Harris is among more than a dozen physicians, nurses, administrators and assistants who have pleaded guilty in the sprawling Medicare fraud conspiracy.
U.S. District Judge Cecilia Altonaga ordered Harris, who is currently serving a federal prison term on a separate prescription drug-ring conviction, to repay about $10 million to Medicare.
Also on Tuesday, Mariela Rodriguez, administrator for another Benitez-controlled HIV clinic, was sentenced to almost six years in prison for her supporting role in a similar Medicare scam involving kickbacks to patients. U.S. District Judge Federico Moreno ordered her to repay $8.2 million to Medicare.

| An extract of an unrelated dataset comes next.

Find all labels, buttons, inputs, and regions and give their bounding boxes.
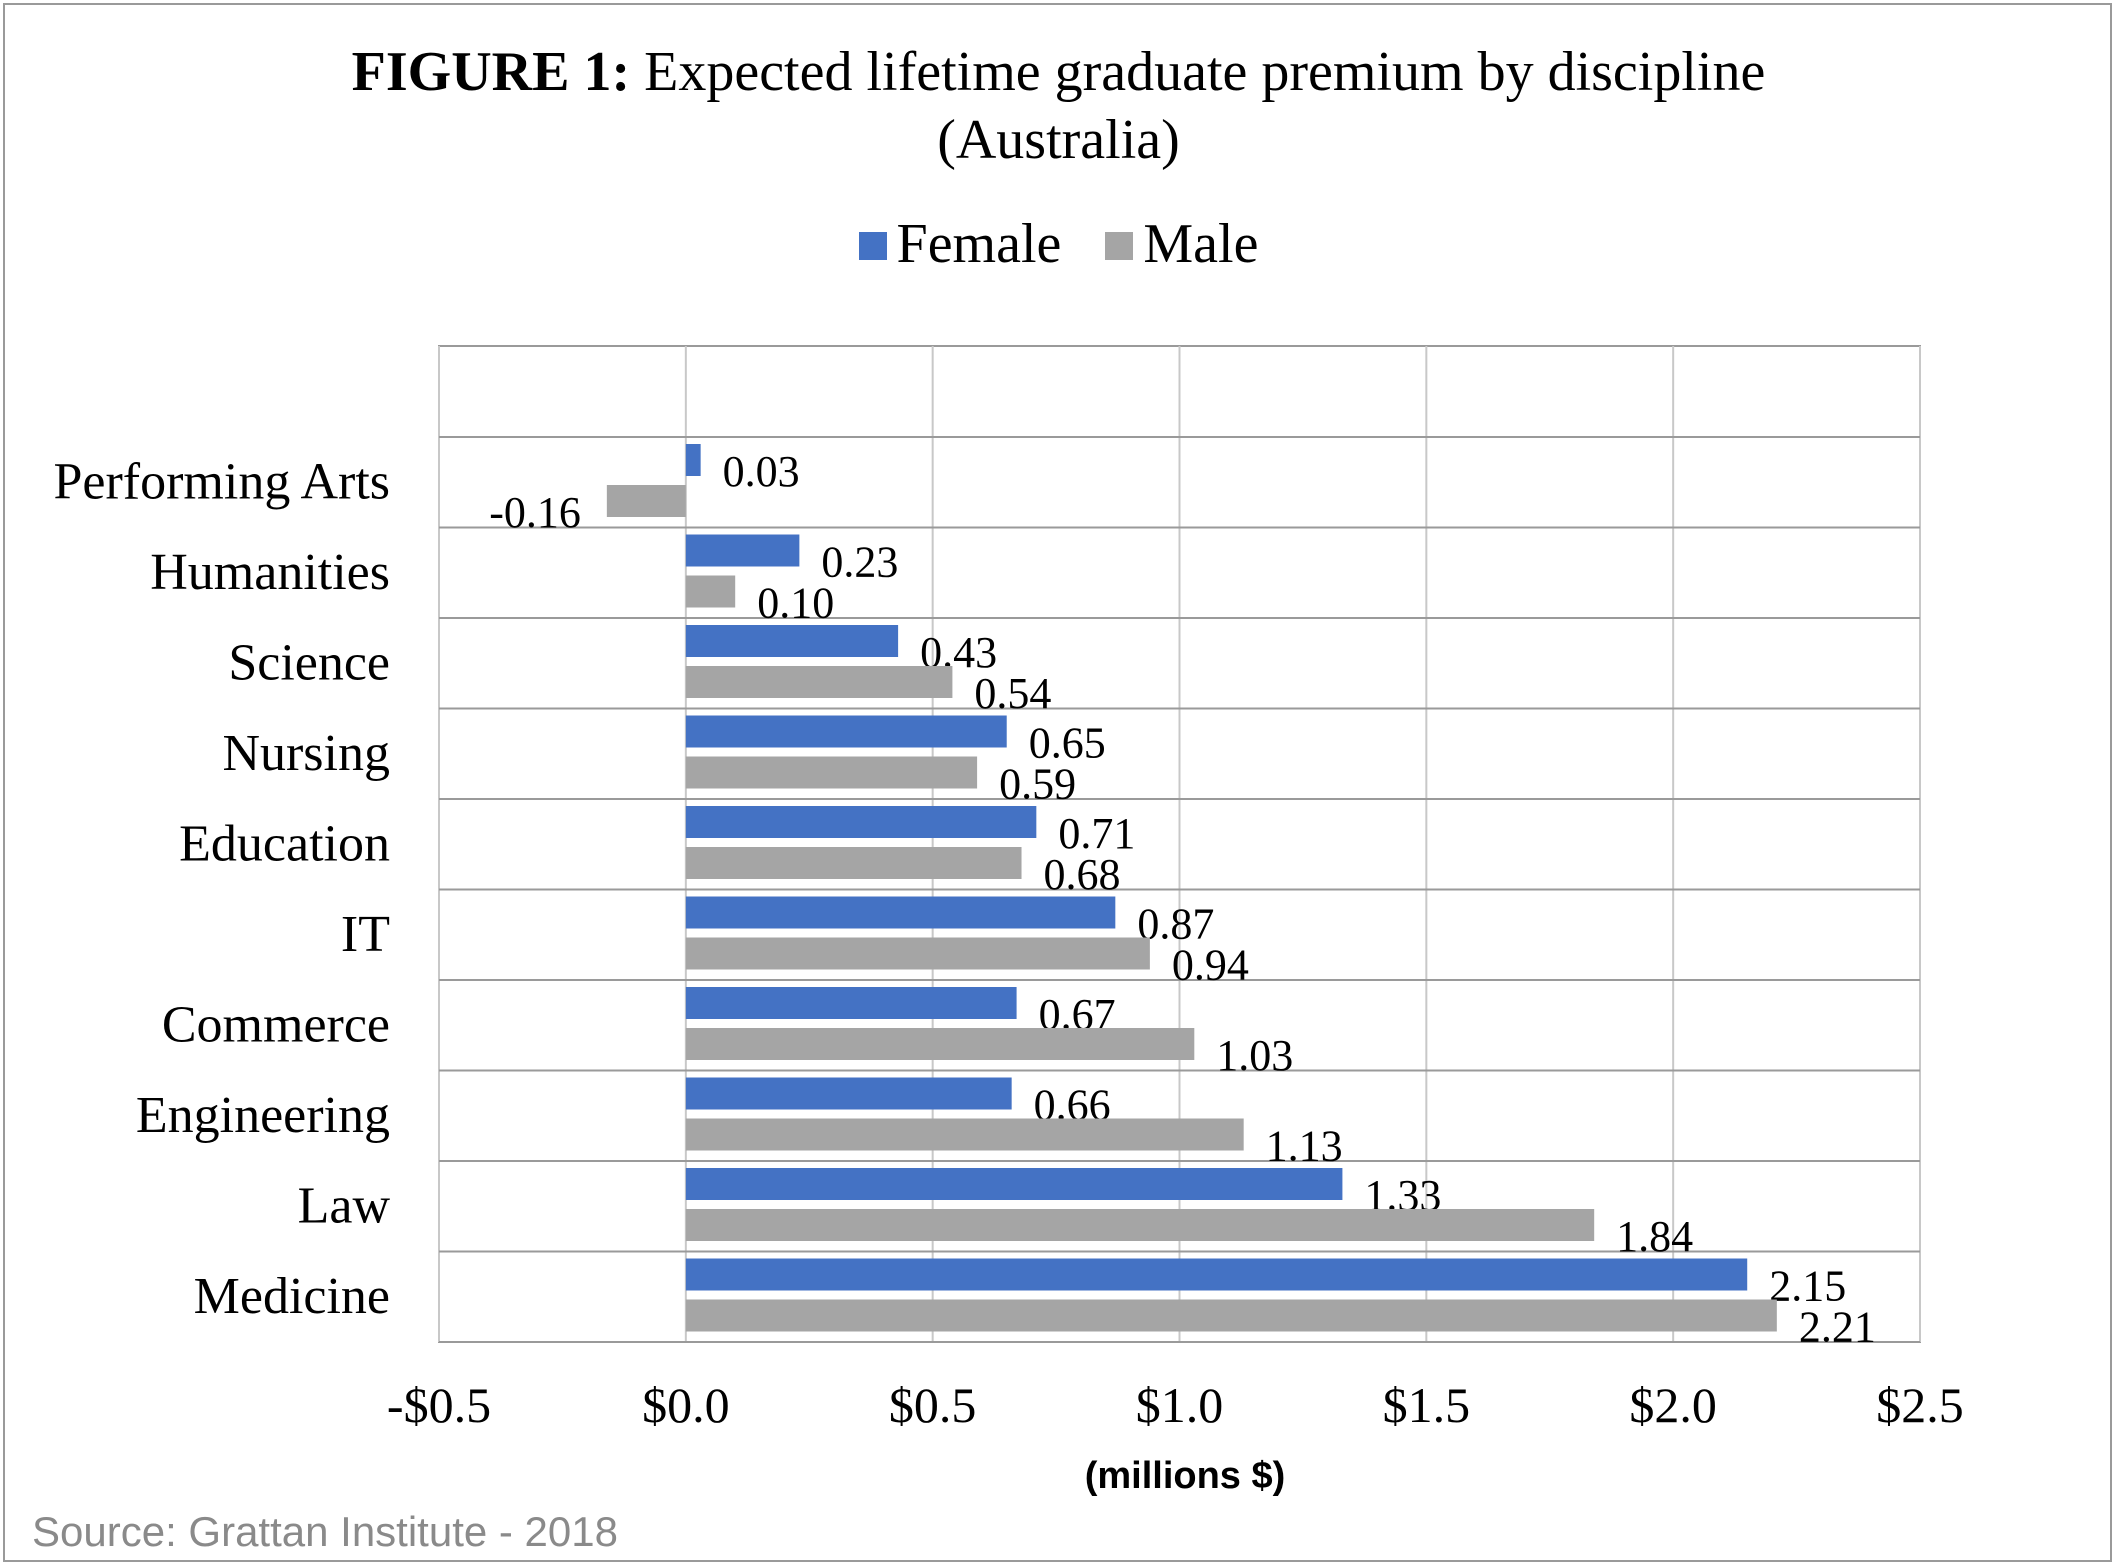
y-tick-label: Law — [298, 1177, 391, 1234]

Rodriguez, 40, of Miami, had pleaded guilty to conspiring to defraud Medicare and lying to a federal grand jury. In 2003, Rodriguez and a convicted co-conspirator, Aisa Perera, opened an HIV clinic for the Benitez brothers called Saint Jude Rehab Center in Miami.
According to her plea agreement, the clinic submitted about $11.3 million in phony claims to Medicare for HIV-infusion treatments that were neither medically necessary nor administered to patients.
LYING TO GRAND JURY
Rodriguez also admitted to lying to the federal grand jury in July 2004.
Asked whether Saint Jude's patients were recruited off the street and paid kickbacks, she told the jury: "I have no knowledge of that."
Among the patients: Alexander McCray, 40, who has a long Florida record of drug-possession arrests.
McCray, who is HIV-positive and eligible for Medicare, told The Miami Herald that he collected tens of thousands of dollars from Saint Jude and other Benitez brothers' clinics -- money he has used to pay for his crack-cocaine habit.
Since 2001, McCray's number was used by various HIV clinics across Miami-Dade to bill Medicare more than $1.1 million for bogus claims, according to federal records. McCray has not been charged as a "professional" Medicare patient.
HIV therapy, which entails intravenous drips of medication to boost a patient's immune system, has been replaced almost everywhere but South Florida by more effective antiretroviral drugs taken orally.
Yet Medicare has continued to allow the outdated HIV infusion services and to pay hundreds of millions of dollars yearly for the treatments because the agency still considers them "reasonable and necessary."